In this respect as in many others one senses something in these essays of the spirit of Tocqueville, another writer caught in that precarious moment when one age gives way to another, and highly attuned to the art of political problematics. Although there was much about the coming democratic order of America that was not to Tocqueville’s liking, he did not attempt to rebuke or stop it. Instead, he sought to rescue it from its own excesses by strengthening the institutions that might stand as a bulwark against the tendency toward anarchic individualism, privatism, and materialism to which democracies would be prone. Principal among these institutions was that of religion.
Perhaps, then, there is another sense in which Kristol deserves the appellation of “godfather.” Ever since the appearance of Mario Puzo’s book of that title, there has been a tendency to think of a godfather as nothing but a power broker. But in the word’s original meaning, a godfather is one who sponsors a child at baptism and thereafter is expected to take a leading role in his spiritual instruction within the community of faith. To be sure, there is something odd in crediting this “neo-orthodox,” nonobservant Jew with a status so closely associated with Christian practice. But Kristol may have turned out to be just the right kind of godfather for an intellectual and political movement, neo-conservatism, that began its life without much regard for spiritual things.

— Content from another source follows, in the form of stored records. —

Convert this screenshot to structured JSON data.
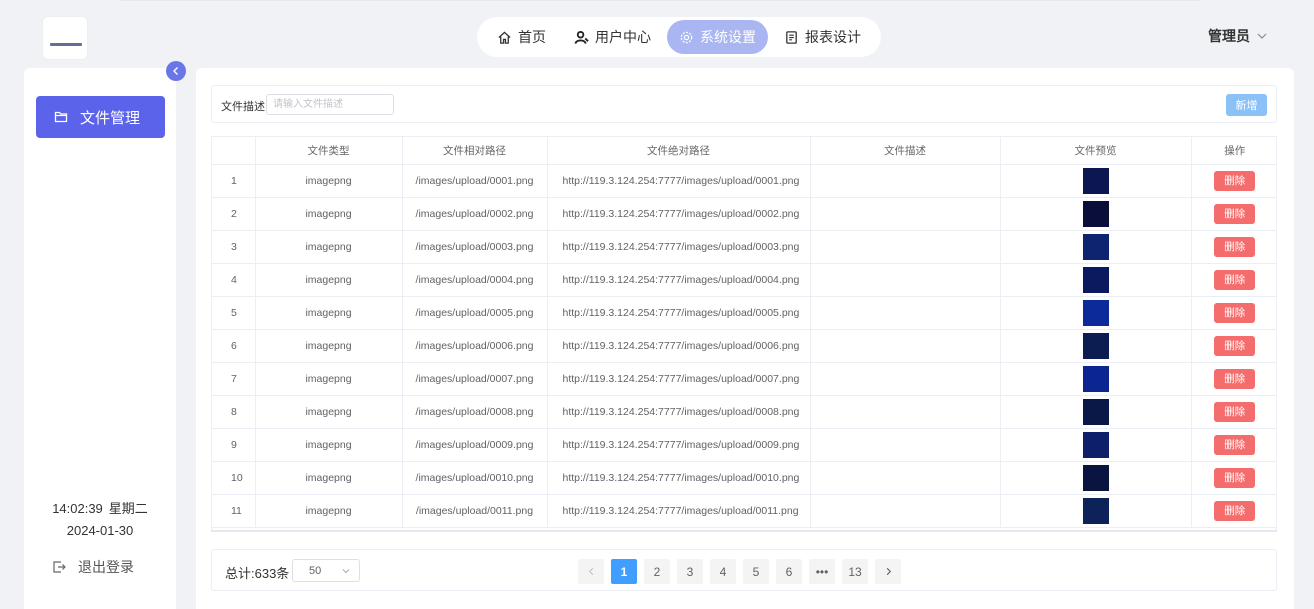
{
  "nav": {
    "items": [
      {
        "label": "首页",
        "icon": "home-icon",
        "active": false
      },
      {
        "label": "用户中心",
        "icon": "user-icon",
        "active": false
      },
      {
        "label": "系统设置",
        "icon": "gear-icon",
        "active": true
      },
      {
        "label": "报表设计",
        "icon": "document-icon",
        "active": false
      }
    ],
    "user_label": "管理员"
  },
  "sidebar": {
    "menu_label": "文件管理",
    "time": "14:02:39",
    "weekday": "星期二",
    "date": "2024-01-30",
    "logout_label": "退出登录"
  },
  "search": {
    "label": "文件描述",
    "placeholder": "请输入文件描述",
    "add_label": "新增"
  },
  "table": {
    "headers": [
      "",
      "文件类型",
      "文件相对路径",
      "文件绝对路径",
      "文件描述",
      "文件预览",
      "操作"
    ],
    "delete_label": "删除",
    "rows": [
      {
        "no": "1",
        "type": "imagepng",
        "rel": "/images/upload/0001.png",
        "abs": "http://119.3.124.254:7777/images/upload/0001.png",
        "desc": "",
        "thumb": "#0c1650"
      },
      {
        "no": "2",
        "type": "imagepng",
        "rel": "/images/upload/0002.png",
        "abs": "http://119.3.124.254:7777/images/upload/0002.png",
        "desc": "",
        "thumb": "#0a0f3a"
      },
      {
        "no": "3",
        "type": "imagepng",
        "rel": "/images/upload/0003.png",
        "abs": "http://119.3.124.254:7777/images/upload/0003.png",
        "desc": "",
        "thumb": "#0e2470"
      },
      {
        "no": "4",
        "type": "imagepng",
        "rel": "/images/upload/0004.png",
        "abs": "http://119.3.124.254:7777/images/upload/0004.png",
        "desc": "",
        "thumb": "#0b1a5e"
      },
      {
        "no": "5",
        "type": "imagepng",
        "rel": "/images/upload/0005.png",
        "abs": "http://119.3.124.254:7777/images/upload/0005.png",
        "desc": "",
        "thumb": "#0d2a9a"
      },
      {
        "no": "6",
        "type": "imagepng",
        "rel": "/images/upload/0006.png",
        "abs": "http://119.3.124.254:7777/images/upload/0006.png",
        "desc": "",
        "thumb": "#0c1d52"
      },
      {
        "no": "7",
        "type": "imagepng",
        "rel": "/images/upload/0007.png",
        "abs": "http://119.3.124.254:7777/images/upload/0007.png",
        "desc": "",
        "thumb": "#0b2690"
      },
      {
        "no": "8",
        "type": "imagepng",
        "rel": "/images/upload/0008.png",
        "abs": "http://119.3.124.254:7777/images/upload/0008.png",
        "desc": "",
        "thumb": "#0a1848"
      },
      {
        "no": "9",
        "type": "imagepng",
        "rel": "/images/upload/0009.png",
        "abs": "http://119.3.124.254:7777/images/upload/0009.png",
        "desc": "",
        "thumb": "#0e1f6a"
      },
      {
        "no": "10",
        "type": "imagepng",
        "rel": "/images/upload/0010.png",
        "abs": "http://119.3.124.254:7777/images/upload/0010.png",
        "desc": "",
        "thumb": "#0a1440"
      },
      {
        "no": "11",
        "type": "imagepng",
        "rel": "/images/upload/0011.png",
        "abs": "http://119.3.124.254:7777/images/upload/0011.png",
        "desc": "",
        "thumb": "#0c2258"
      }
    ]
  },
  "pagination": {
    "total_label": "总计:633条",
    "page_size": "50",
    "pages": [
      "1",
      "2",
      "3",
      "4",
      "5",
      "6",
      "•••",
      "13"
    ],
    "current": "1"
  },
  "colors": {
    "primary": "#5b63ea",
    "nav_active": "#a9b6f2",
    "delete": "#f56c6c",
    "add": "#8bc1f7",
    "page_active": "#409eff"
  }
}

In the process of seeking to preserve the genuine achievements of modernity, many of us, neoconservative or not, have come to acknowledge modernity’s manifold failures and sicknesses—only to find that Irving Kristol has already been saying such things for a long time, and saying as well that our view of political and social life, and the moral calculus by which we shape our individual and social lives, derive from what we believe about ultimate matters. Slowly but surely, the rest of us are catching up with him.